Cell. 1996 Mar 22;84(6):911-21. doi: 10.1016/s0092-8674(00)81069-7.
Endochondral ossification is a major mode of bone that occurs as chondrocytes undergo proliferation, hypertrophy, cell death, and osteoblastic replacement. We have identified a role for fibroblast growth factor receptor 3 (FGFR-3) in this process by disrupting the murine Fgfr-3 gene to produce severe and progressive bone dysplasia with enhanced and prolonged endochondral bone growth. This growth is accompanied by expansion of proliferating and hypertrophic chondrocytes within the cartilaginous growth plate. Thus, FGFR-3 appears to regulate endochondral ossification by an essentially negative mechanism, limiting rather than promoting osteogenesis. In light of these mouse results, certain human disorders, such as achondroplasia, can be interpreted as gain-of-function mutations that activate the fundamentally negative growth control exerted by the FGFR-3 kinase.
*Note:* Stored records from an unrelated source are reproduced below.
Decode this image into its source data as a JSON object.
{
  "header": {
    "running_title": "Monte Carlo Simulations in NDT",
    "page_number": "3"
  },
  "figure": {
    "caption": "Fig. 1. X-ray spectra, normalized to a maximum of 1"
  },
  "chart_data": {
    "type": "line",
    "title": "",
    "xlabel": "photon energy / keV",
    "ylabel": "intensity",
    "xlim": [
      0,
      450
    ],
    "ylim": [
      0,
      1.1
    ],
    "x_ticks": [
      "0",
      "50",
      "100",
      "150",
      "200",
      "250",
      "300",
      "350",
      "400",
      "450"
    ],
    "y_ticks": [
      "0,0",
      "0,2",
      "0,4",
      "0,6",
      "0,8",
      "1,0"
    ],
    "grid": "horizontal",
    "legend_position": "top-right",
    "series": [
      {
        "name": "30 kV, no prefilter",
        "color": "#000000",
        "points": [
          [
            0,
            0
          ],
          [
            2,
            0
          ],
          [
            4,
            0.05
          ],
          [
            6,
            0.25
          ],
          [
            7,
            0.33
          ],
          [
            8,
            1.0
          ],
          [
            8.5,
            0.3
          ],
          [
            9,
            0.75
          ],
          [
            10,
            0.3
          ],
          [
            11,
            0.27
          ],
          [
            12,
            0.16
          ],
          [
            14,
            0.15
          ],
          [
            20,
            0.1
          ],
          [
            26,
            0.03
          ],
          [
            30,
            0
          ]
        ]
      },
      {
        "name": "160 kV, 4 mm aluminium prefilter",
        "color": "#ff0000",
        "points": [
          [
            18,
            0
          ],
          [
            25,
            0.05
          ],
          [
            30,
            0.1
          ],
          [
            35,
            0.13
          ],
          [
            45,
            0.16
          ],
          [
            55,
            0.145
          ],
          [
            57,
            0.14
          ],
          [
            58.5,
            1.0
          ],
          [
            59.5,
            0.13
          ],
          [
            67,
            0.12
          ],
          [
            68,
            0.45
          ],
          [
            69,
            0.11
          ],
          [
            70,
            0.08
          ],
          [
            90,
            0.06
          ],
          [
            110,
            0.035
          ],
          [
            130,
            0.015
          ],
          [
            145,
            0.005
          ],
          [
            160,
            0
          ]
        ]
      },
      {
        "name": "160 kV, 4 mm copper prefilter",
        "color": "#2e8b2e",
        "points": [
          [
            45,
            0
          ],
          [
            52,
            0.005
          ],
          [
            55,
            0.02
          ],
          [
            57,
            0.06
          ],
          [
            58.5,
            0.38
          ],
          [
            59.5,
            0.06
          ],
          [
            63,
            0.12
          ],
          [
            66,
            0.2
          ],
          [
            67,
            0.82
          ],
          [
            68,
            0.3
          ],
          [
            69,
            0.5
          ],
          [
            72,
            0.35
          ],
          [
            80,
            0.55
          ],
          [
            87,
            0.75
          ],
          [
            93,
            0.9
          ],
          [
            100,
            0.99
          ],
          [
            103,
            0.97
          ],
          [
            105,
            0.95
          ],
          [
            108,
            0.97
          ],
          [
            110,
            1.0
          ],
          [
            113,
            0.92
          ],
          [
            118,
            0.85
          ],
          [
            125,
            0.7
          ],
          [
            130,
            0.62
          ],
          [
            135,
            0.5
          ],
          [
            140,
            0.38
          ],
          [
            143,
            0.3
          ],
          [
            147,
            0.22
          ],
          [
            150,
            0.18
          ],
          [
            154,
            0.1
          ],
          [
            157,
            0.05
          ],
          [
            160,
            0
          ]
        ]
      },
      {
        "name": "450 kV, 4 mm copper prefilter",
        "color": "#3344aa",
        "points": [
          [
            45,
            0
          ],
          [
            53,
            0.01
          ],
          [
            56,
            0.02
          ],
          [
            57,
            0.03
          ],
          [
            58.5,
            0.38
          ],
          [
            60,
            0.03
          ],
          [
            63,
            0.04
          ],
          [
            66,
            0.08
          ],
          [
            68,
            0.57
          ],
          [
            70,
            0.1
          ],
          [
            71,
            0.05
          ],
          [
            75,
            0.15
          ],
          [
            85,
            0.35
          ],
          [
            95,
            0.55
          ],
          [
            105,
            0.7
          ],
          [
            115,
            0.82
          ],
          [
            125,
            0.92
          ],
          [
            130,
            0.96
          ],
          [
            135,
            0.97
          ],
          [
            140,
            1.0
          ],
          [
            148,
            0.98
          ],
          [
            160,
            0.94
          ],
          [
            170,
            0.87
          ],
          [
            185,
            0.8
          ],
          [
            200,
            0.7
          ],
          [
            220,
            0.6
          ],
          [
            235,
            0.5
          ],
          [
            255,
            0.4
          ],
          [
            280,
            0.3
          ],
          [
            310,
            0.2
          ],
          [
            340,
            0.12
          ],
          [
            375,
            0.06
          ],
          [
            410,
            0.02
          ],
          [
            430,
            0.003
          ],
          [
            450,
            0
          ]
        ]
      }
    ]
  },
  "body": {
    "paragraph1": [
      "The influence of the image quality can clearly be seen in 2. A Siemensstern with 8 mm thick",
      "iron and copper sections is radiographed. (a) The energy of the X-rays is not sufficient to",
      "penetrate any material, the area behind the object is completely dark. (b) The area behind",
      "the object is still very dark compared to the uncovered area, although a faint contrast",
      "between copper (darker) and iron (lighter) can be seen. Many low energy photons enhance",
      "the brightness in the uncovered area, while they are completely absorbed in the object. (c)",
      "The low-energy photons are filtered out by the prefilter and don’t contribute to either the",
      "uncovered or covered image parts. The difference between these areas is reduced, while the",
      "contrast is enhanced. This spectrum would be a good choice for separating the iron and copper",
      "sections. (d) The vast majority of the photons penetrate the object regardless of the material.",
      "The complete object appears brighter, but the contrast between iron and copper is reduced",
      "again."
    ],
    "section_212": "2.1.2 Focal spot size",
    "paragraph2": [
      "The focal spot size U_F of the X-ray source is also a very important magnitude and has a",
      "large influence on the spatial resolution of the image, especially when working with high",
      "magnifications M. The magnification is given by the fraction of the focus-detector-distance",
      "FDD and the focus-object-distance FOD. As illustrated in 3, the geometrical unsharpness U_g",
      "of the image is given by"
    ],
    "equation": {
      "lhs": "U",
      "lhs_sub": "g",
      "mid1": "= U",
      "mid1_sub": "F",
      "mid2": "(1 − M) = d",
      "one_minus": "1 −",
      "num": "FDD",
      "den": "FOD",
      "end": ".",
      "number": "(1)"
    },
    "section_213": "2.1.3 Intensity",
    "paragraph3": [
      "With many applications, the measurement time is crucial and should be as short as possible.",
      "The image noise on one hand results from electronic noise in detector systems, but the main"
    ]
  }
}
软骨内成骨是骨骼形成的主要方式,在此过程中软骨细胞经历增殖、肥大、细胞死亡和成骨细胞替代。我们通过破坏小鼠Fgfr - 3基因,确定了成纤维细胞生长因子受体3(FGFR - 3)在此过程中的作用,结果产生了严重且进行性的骨发育异常,伴有软骨内骨生长增强和延长。这种生长伴随着软骨生长板内增殖和肥大软骨细胞的扩张。因此,FGFR - 3似乎通过一种基本的负性机制调节软骨内成骨,限制而非促进骨生成。根据这些小鼠实验结果,某些人类疾病,如软骨发育不全,可被解释为功能获得性突变,激活了FGFR - 3激酶施加的基本负性生长控制。